Identity thieves can use driver’s licenses, like Social Security numbers, in many ways. With this information, they can prove their identity for everything from boarding a plane to cashing a check or changing their mailing address. 

Thieves who commit financial and other identity fraud often change their mailing addresses to hide their activity from their victims.

Identity theft for criminal use 

You can end up in court or in jail! Sometimes criminals use stolen identities to cover up their illicit activities. 

When criminals pose as you and get in trouble with the law, that goes on your record and clearing your name can be difficult when all the evidence points to your identity. 

You could also be turned down for a job if a background check or online search turned up bad debts or crimes committed in your name.

How do you know if your privacy is at risk?

Statistically, it is almost certain that we have all had our personal information exposed several times. No matter how careful you are, you cannot prevent data breaches. 

Hackers are always looking for ways to steal information, so you can’t guarantee the safety of the companies you do business with or the apps or devices you use, from your laptop and phone to the smart security camera in your home. . 

And you can’t be sure to who companies are selling your information. Therefore, assume that your privacy is always at risk.

Signs of identity theft

Since your privacy is constantly at risk by simply browsing the web, using social media, and shopping online, how can you quickly find out if someone is misusing your personal information? 

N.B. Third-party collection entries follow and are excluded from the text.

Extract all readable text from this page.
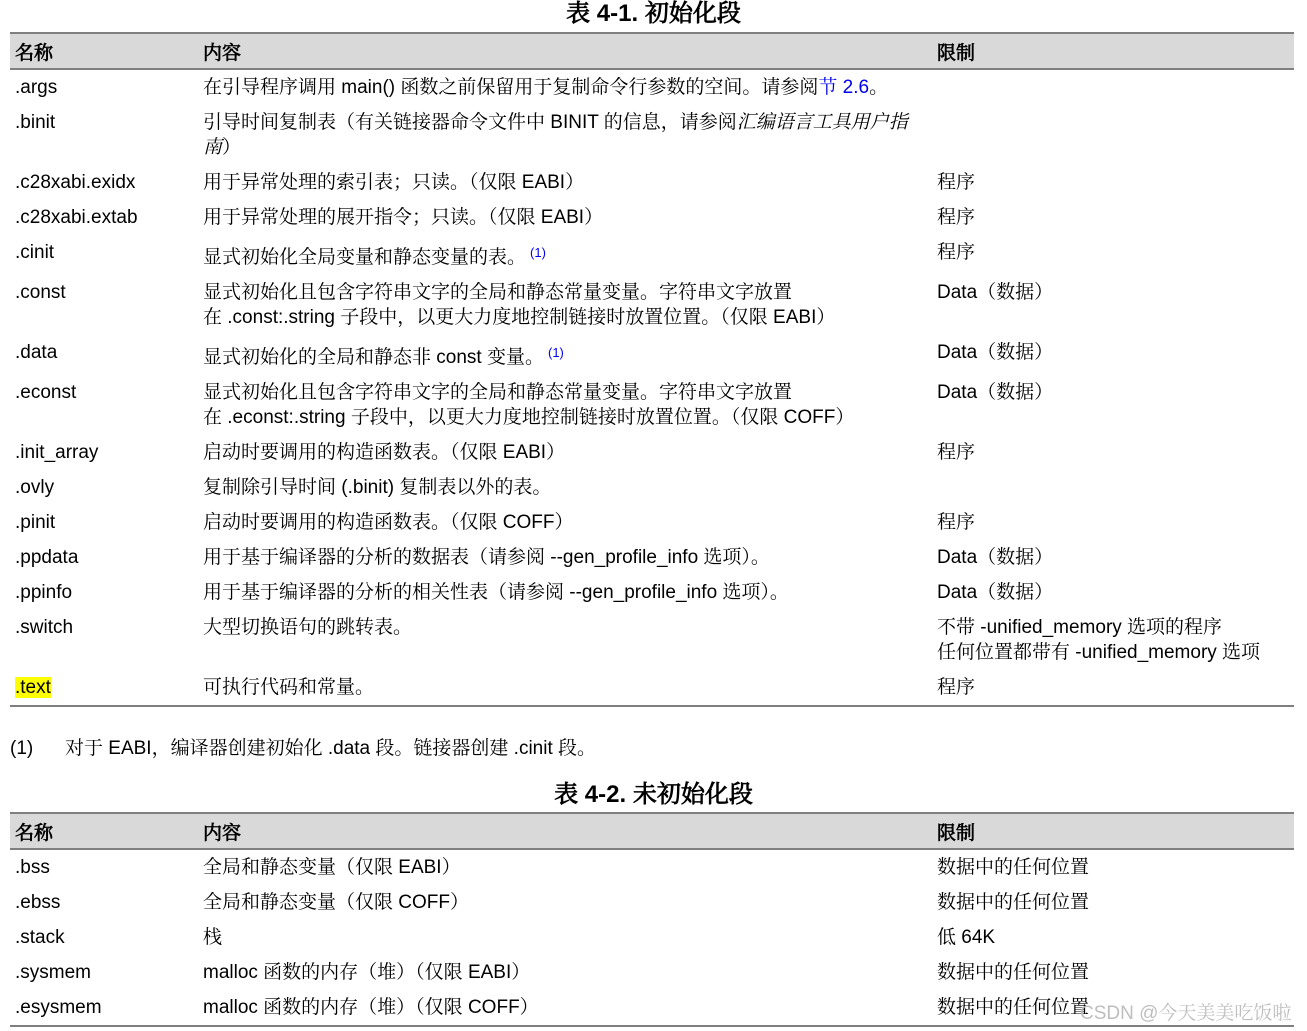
表 4-1. 初始化段
名称	内容	限制
.args	在引导程序调用 main() 函数之前保留用于复制命令行参数的空间。请参阅节 2.6。	
.binit	引导时间复制表（有关链接器命令文件中 BINIT 的信息，请参阅汇编语言工具用户指南）	
.c28xabi.exidx	用于异常处理的索引表；只读。（仅限 EABI）	程序
.c28xabi.extab	用于异常处理的展开指令；只读。（仅限 EABI）	程序
.cinit	显式初始化全局变量和静态变量的表。 $^{(1)}$	程序
.const	显式初始化且包含字符串文字的全局和静态常量变量。字符串文字放置
在 .const:.string 子段中，以更大力度地控制链接时放置位置。（仅限 EABI）	Data（数据）
.data	显式初始化的全局和静态非 const 变量。 $^{(1)}$	Data（数据）
.econst	显式初始化且包含字符串文字的全局和静态常量变量。字符串文字放置
在 .econst:.string 子段中，以更大力度地控制链接时放置位置。（仅限 COFF）	Data（数据）
.init_array	启动时要调用的构造函数表。（仅限 EABI）	程序
.ovly	复制除引导时间 (.binit) 复制表以外的表。	
.pinit	启动时要调用的构造函数表。（仅限 COFF）	程序
.ppdata	用于基于编译器的分析的数据表（请参阅 --gen_profile_info 选项）。	Data（数据）
.ppinfo	用于基于编译器的分析的相关性表（请参阅 --gen_profile_info 选项）。	Data（数据）
.switch	大型切换语句的跳转表。	不带 -unified_memory 选项的程序
任何位置都带有 -unified_memory 选项
.text	可执行代码和常量。	程序
(1) 对于 EABI，编译器创建初始化 .data 段。链接器创建 .cinit 段。
表 4-2. 未初始化段
名称	内容	限制
.bss	全局和静态变量（仅限 EABI）	数据中的任何位置
.ebss	全局和静态变量（仅限 COFF）	数据中的任何位置
.stack	栈	低 64K
.sysmem	malloc 函数的内存（堆）（仅限 EABI）	数据中的任何位置
.esysmem	malloc 函数的内存（堆）（仅限 COFF）	数据中的任何位置
CSDN @今天美美吃饭啦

There are several ways to detect the signs so that you can act in time and defend your identity as soon as possible. Check the following points:

  • Read the financial statements carefully, paying attention to transactions or medical treatments that you have not performed.
  • Check your credit score, paying attention to sudden changes and loan or credit applications that you did not make.
  • Buy an identity protection plan that monitors public records and the dark web (where criminals buy stolen personal information) and warns you when there are signs your identity is being misused.

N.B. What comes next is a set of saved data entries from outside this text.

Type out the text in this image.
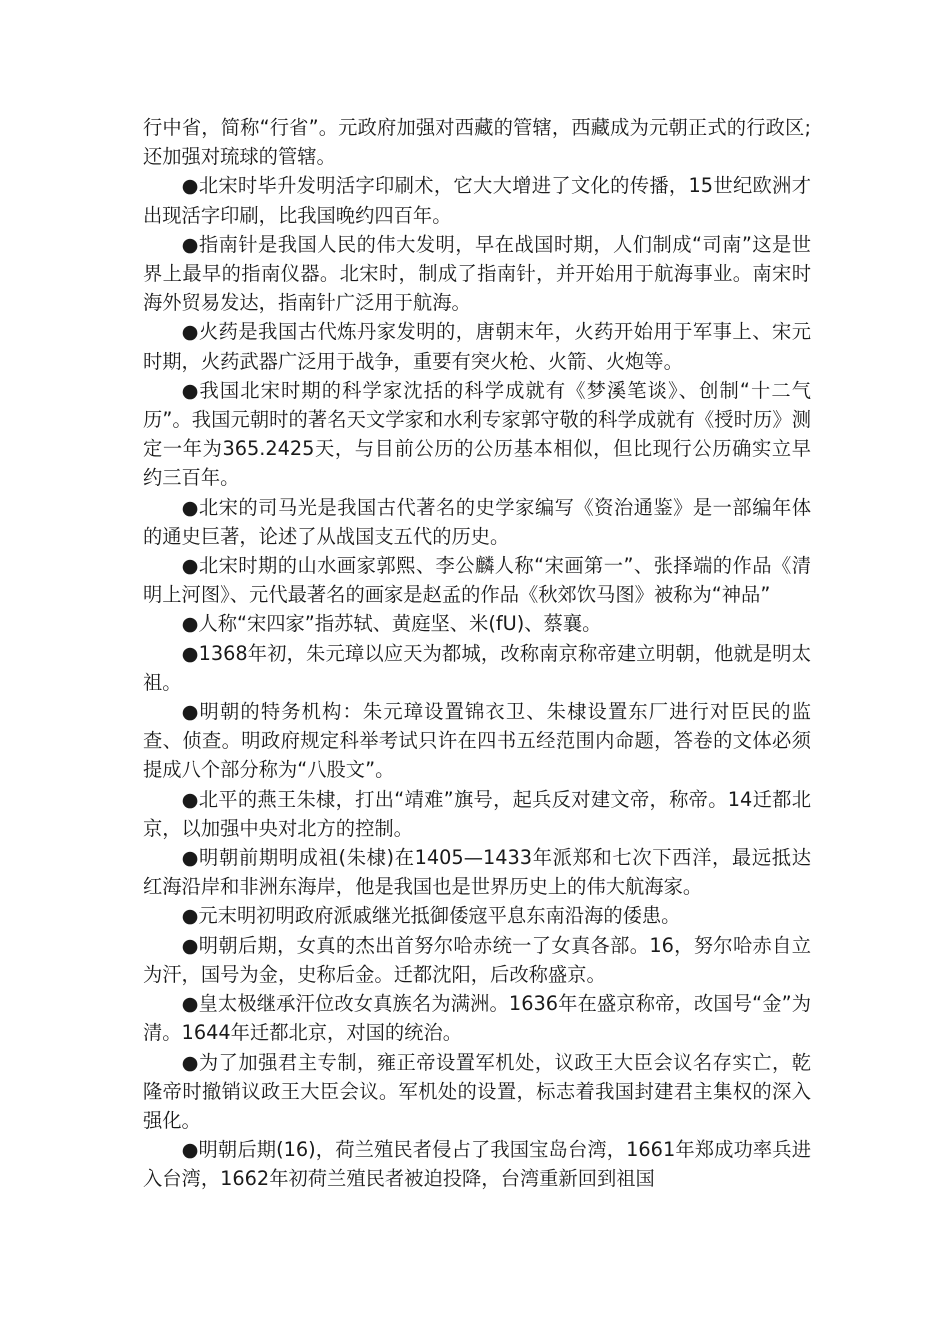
行中省，简称“行省”。元政府加强对西藏的管辖，西藏成为元朝正式的行政区;还加强对琉球的管辖。

●北宋时毕升发明活字印刷术，它大大增进了文化的传播，15世纪欧洲才出现活字印刷，比我国晚约四百年。

●指南针是我国人民的伟大发明，早在战国时期，人们制成“司南”这是世界上最早的指南仪器。北宋时，制成了指南针，并开始用于航海事业。南宋时海外贸易发达，指南针广泛用于航海。

●火药是我国古代炼丹家发明的，唐朝末年，火药开始用于军事上、宋元时期，火药武器广泛用于战争，重要有突火枪、火箭、火炮等。

●我国北宋时期的科学家沈括的科学成就有《梦溪笔谈》、创制“十二气历”。我国元朝时的著名天文学家和水利专家郭守敬的科学成就有《授时历》测定一年为365.2425天，与目前公历的公历基本相似，但比现行公历确实立早约三百年。

●北宋的司马光是我国古代著名的史学家编写《资治通鉴》是一部编年体的通史巨著，论述了从战国支五代的历史。

●北宋时期的山水画家郭熙、李公麟人称“宋画第一”、张择端的作品《清明上河图》、元代最著名的画家是赵孟的作品《秋郊饮马图》被称为“神品”

●人称“宋四家”指苏轼、黄庭坚、米(fU)、蔡襄。

●1368年初，朱元璋以应天为都城，改称南京称帝建立明朝，他就是明太祖。

●明朝的特务机构：朱元璋设置锦衣卫、朱棣设置东厂进行对臣民的监查、侦查。明政府规定科举考试只许在四书五经范围内命题，答卷的文体必须提成八个部分称为“八股文”。

●北平的燕王朱棣，打出“靖难”旗号，起兵反对建文帝，称帝。14迁都北京，以加强中央对北方的控制。

●明朝前期明成祖(朱棣)在1405—1433年派郑和七次下西洋，最远抵达红海沿岸和非洲东海岸，他是我国也是世界历史上的伟大航海家。

●元末明初明政府派戚继光抵御倭寇平息东南沿海的倭患。

●明朝后期，女真的杰出首努尔哈赤统一了女真各部。16，努尔哈赤自立为汗，国号为金，史称后金。迁都沈阳，后改称盛京。

●皇太极继承汗位改女真族名为满洲。1636年在盛京称帝，改国号“金”为清。1644年迁都北京，对国的统治。

●为了加强君主专制，雍正帝设置军机处，议政王大臣会议名存实亡，乾隆帝时撤销议政王大臣会议。军机处的设置，标志着我国封建君主集权的深入强化。

●明朝后期(16)，荷兰殖民者侵占了我国宝岛台湾，1661年郑成功率兵进入台湾，1662年初荷兰殖民者被迫投降，台湾重新回到祖国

Eternal surveillance is the price of privacy, but it is worth the effort. By detecting identity theft or fraud early, you can greatly limit the potential damage and make it easier to restore your identity to a pre-theft condition.

How to protect yourself against identity theft and other privacy risks

While you can’t prevent data breaches, there are many things you can do to protect your privacy and identity from misuse, whether by cybercriminals or by companies that collect personal information. 

Key steps to follow for the security of personal information:

Device security. Make sure all devices have a screen lock password, turn on encryption, and set up a device finder and remote wipe feature to remove personal information so that if it’s lost or stolen, it can’t be accessed by a thief.

The security of the network. Home networks can be hacked, so protect your routers to prevent intruders from eavesdropping or stealing information through your home networks and connected devices. And avoid accessing accounts or shopping online over public Wi-Fi networks. If you have to transact when you’re on the go, use your mobile phone as a hotspot.

Account security. It uses strong passwords plus two-factor authentication to protect your financial and other accounts. Consider using a password manager to help you keep track of those long passwords.

Personal security. Never underestimate the risks of eavesdropping. You need to be aware of the people around you when working online at a coffee shop or airport, giving out a credit card number over the phone or entering your PIN at an ATM. 

Privacy controls. Use privacy controls in browsers and social networks to restrict who can see your information and what can be shared. If you have kids who use social media, use parental controls to protect them too. 

Be careful when signing up for an account. Please review the privacy notice when signing up for a new social media or software application account. Privacy policies are often set to share information by default. In this case, you can restrict sharing through a written notice or an online request.